Luoghi dell’anima
Melicuccà e le geografie interiori di Lorenzo Calogero
Non esistono solo luoghi geografici: esistono anche luoghi interiori, spazi invisibili in cui nascono ispirazioni, visioni, emozioni. I Luoghi dell’anima vengono esplorati durante la Festa della Poesia “Lorenzo Calogero” attraverso escursioni ed esperienze artistiche immersive e collettive.
Melicuccà, nella città metropolitana di Reggio Calabria
Melicuccà sorge in una piccola valle sulle pendici settentrionali dell’Aspromonte. Sono incerte le notizie sulla sua fondazione, ma nei pressi del borgo si trova il complesso della Grotta di Sant’Elia lo Speleota, risalente al X secolo d.C., con i resti del contiguo cenobio basiliano e delle fabbriche annesse (cantina, mulino, necropoli, palmento, ecc.), una delle più cospicue testimonianze archeologiche della grecità bizantina nella Calabria meridionale. Il toponimo del paese deriva probabilmente dalla pianta del bagolaro (in greco melikokkos), ma la suggestiva convinzione che Melicuccà significhi “conca di miele” si è radicata negli abitanti del luogo ed è durata fino ai nostri giorni. Tra il medioevo, epoca della latinizzazione e del feudalesimo, e la prima età moderna l’area passa rispettivamente sotto la sfera d’influenza normanna, sveva, angioina e aragonese: Melicuccà diviene una Commenda (beneficio ecclesiastico), e tra il 1275 e il 1279 è assegnata alla confraternita dei Cavalieri gerosolimitani di Rodi, poi Cavalieri di Malta, che la reggeranno fino al 1806, quando la nuova legge napoleonica abolirà definitivamente tutti gli antichi privilegi feudali. Nel frattempo Melicuccà, dopo i fasti barocchi – epoca del compositore Michelangelo Falvetti, che qui nasce verso il 1642 – di cui sono traccia i palazzi e i resti delle chiese rimasti in piedi dopo il devastante terremoto che nel 1783 distrusse quasi completamente il centro storico, è divenuta la cittadina rurale e artigianale evolutasi nel paese come oggi lo conosciamo. In questo contesto nascono i due più noti letterati melicucchesi (che infatti si conoscono e si frequentano), rispettivamente nel 1908 e nel 1910: Giuseppe Fantino, critico e romanziere, e Lorenzo Calogero, medico per professione e poeta per vocazione, ispiratore e nume tutelare della Festa della Poesia.

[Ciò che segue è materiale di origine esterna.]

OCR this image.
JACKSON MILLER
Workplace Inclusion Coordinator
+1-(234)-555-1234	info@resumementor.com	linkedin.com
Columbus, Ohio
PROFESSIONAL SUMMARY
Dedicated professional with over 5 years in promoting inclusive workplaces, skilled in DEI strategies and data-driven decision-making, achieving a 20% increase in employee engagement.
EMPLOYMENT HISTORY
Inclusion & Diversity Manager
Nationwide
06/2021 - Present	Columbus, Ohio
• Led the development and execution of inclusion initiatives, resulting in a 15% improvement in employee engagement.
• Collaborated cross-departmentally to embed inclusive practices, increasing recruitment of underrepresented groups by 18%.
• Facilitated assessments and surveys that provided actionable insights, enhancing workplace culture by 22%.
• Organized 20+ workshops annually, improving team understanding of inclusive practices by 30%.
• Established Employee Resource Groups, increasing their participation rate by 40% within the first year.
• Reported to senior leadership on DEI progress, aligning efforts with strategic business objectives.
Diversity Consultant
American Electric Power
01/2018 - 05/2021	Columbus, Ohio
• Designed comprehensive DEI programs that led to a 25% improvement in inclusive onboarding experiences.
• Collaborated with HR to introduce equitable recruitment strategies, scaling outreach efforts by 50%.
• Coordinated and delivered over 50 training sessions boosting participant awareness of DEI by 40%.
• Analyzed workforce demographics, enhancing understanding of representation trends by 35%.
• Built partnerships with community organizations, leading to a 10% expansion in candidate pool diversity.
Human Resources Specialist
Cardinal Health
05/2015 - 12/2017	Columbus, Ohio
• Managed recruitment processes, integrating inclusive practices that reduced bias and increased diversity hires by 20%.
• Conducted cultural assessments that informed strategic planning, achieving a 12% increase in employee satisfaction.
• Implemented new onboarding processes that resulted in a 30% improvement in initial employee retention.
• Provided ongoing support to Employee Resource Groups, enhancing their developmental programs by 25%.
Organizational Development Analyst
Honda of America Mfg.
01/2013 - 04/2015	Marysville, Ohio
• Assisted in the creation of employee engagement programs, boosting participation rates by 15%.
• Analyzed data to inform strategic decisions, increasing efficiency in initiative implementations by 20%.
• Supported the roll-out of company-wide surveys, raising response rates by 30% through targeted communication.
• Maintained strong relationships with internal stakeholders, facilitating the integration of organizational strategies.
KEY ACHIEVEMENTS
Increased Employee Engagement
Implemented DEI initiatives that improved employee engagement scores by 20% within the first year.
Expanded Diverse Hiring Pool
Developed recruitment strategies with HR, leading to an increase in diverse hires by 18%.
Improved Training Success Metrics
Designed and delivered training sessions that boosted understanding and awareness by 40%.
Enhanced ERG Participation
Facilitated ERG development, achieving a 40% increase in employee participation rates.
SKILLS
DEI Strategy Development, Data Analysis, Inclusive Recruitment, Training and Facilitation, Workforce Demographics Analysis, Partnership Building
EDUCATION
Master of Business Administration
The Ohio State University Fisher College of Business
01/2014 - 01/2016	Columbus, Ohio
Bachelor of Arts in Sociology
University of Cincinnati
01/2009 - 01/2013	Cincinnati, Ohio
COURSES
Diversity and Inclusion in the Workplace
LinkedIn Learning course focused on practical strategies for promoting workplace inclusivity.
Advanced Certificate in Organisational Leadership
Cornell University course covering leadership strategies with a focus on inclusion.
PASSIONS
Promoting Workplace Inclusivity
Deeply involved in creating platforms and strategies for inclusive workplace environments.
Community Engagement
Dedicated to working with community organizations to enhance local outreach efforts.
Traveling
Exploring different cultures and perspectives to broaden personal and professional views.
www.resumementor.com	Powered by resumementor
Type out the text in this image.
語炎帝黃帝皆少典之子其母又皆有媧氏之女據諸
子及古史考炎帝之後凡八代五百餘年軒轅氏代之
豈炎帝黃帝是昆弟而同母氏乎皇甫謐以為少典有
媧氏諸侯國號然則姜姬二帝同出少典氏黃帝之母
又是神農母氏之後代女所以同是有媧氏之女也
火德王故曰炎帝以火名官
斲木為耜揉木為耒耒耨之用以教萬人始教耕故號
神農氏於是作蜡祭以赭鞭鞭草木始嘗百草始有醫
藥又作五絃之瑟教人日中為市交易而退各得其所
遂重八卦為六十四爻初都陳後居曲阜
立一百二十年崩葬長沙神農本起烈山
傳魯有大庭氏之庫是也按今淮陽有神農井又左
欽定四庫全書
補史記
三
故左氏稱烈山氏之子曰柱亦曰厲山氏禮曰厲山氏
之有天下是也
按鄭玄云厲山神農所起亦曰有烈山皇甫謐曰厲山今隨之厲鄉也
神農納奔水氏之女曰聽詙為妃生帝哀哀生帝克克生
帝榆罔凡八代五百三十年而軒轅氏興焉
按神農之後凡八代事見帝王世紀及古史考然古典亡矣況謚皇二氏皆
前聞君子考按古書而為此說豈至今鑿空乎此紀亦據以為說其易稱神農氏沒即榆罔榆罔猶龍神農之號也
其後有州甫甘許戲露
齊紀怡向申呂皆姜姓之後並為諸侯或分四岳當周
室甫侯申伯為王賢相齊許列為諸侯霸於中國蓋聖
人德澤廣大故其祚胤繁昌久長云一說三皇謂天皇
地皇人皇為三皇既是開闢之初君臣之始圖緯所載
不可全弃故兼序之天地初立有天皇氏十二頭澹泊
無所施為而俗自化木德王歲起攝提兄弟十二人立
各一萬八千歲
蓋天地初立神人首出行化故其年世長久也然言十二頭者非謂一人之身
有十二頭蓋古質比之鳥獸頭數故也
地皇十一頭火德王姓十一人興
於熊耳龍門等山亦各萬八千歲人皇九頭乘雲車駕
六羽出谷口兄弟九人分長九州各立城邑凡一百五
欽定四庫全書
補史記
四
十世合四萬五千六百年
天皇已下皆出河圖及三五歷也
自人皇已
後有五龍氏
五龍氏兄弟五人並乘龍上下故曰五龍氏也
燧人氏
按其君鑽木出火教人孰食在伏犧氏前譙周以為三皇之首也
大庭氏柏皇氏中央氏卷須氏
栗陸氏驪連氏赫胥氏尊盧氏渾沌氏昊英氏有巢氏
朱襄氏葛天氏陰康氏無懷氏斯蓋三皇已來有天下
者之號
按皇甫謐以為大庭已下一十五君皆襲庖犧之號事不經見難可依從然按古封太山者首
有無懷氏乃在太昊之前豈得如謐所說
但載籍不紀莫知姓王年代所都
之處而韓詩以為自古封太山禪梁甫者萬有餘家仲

Il centro storico, le vie del borgo
Le chiese, le fontane, i muretti di pietra: spazi quotidiani, oggi elevati a luoghi letterari. Camminare per Melicuccà significa percorrere le stesse traiettorie interiori che hanno dato forma ai versi di Lorenzo Calogero. Ogni strada, ogni angolo conserva qualcosa dell’infanzia e del tormento del poeta: l’ex Chiesa di San Rocco (suggestivo edificio barocco scoperchiato, già oggetto di un restauro conservativo al fine di poter ospitare eventi e spettacoli all’aperto entro le mura perimetrali), l’attigua Piazza Tocco con l’omonima fontana monumentale con acqua oligominerale di sorgente aspromontana, la Fontana Rimatisi con gli antichi lavatoi, costeggiando le “case palazziàte” e i “catòi” (testimonianze di remota architettura della civiltà rurale e artigianale) che si possono ammirare passeggiando per le “rughe”, le viuzze del centro che conservano ancora la topografia originale.
Il paesaggio e l’anima: i luoghi simbolici nel territorio
Ogni luogo diventa un paesaggio dell’anima, sublimato nelle parole del poeta Lorenzo Calogero. Il territorio in cui sorge Melicuccà è caratterizzato dalla presenza di due aree geografiche protette: andando verso il mare e Bagnara Calabra (paese della madre di Lorenzo Calogero), la zona della Costa Viola e del Monte Sant’Elia; muovendosi verso l’entroterra, il Parco Nazionale dell’Aspromonte. Nelle immediate vicinanze del borgo è possibile visitare numerosi siti di interesse storico e naturalistico, come l’antica Piana degli Ulivi, il sentiero Paparone, la Grotta di Sant’Elia, le Cascate Pagaria e le Cascate Tre Mulini, meta di escursioni anche durante la Festa della Poesia.
Perché vivere i Luoghi dell’anima?
Perché in un mondo saturo di stimoli esterni, serve uno spazio per tornare dentro di sé.
Perché la poesia non si legge soltanto: si attraversa, si abita, si ascolta.
Perché ogni luogo, se vissuto poeticamente, può diventare un rifugio dell’anima.